Friday, September 28, 2012

Recipe for Mini Sweet Peppers

Sausage Stuffed Mini Sweet Pepper Skewers
 
 
Ingredients
  • 1 lb sausage of choice
  • 1 lb mini sweet peppers
  • 2 tsp peanut oil
  • 1/2 cup diced sweet onion
  • 4 cloves garlic, peeled and chopped
  • 1/2 cup diced tomato
  • 1 Tbsp chopped fresh basil
  • 1 Tbsp chopped fresh oregano
  • 1/4 cup shredded pecorino-Romano cheese
  • salt and pepper
 
 
 
Instructions
  1. Bring a pot of water to boil.  Meanwhile, cut off the top of each pepper and scrape out the seeds and ribs using a paring knife or scraper.  Boil the peppers for 3 minutes and then remove them to ice water for 5 minutes to stop the cooking.  [You can do this step the day before.]
  2. Preheat a charcoal grill to 400f.  
  3. Place an oven safe skillet on the grill.  Remove sausage from the casing and cook in the skillet until just lightly browned, not fully cooked.  Remove to a colander to drain.
  4. If necessary, deglaze the pan with a 1/4 of liquid (i.e. beer).  Add the oil and onion.  Season with a a pinch of salt and pepper.  Simmer the onion until translucent, about 3-4 minutes.  
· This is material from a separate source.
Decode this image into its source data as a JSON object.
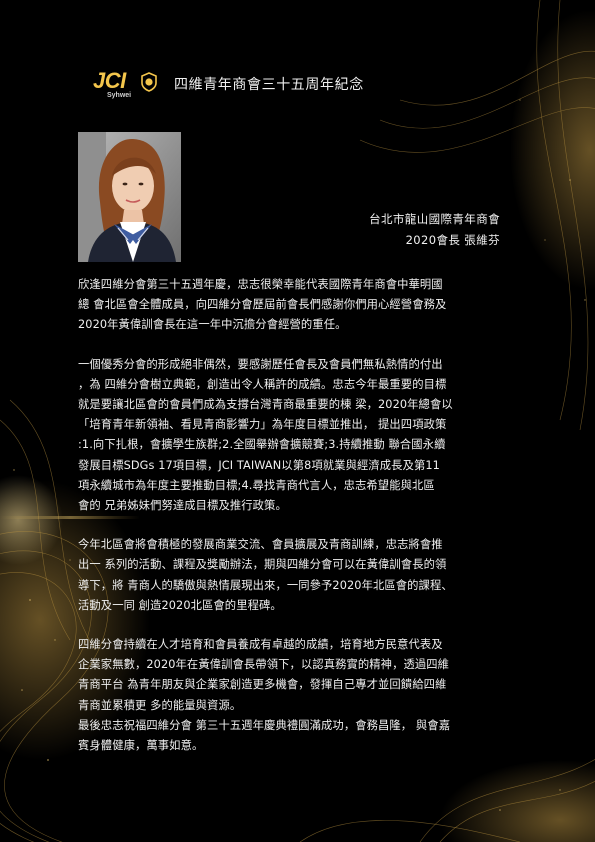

  5. Add the tomato and garlic, cook another minute.  
  6. Remove from heat and stir in the basil, oregano, and cheese.  Season with more salt and pepper to taste.  Return the meat to the pan.  Let cool for 5 minutes.
  7. Stuff the peppers with the mix.  Impale the stuffed peppers on BBQ skewers.
  8. Grill the kabobs 3-4 minutes per side, until the stuffing registers an internal temp of 160f.  Remove from grill.
  9. At your leisure, slide a stuffed pepper off a skewer and pop in your mouth.  Yeah, pretty darn good.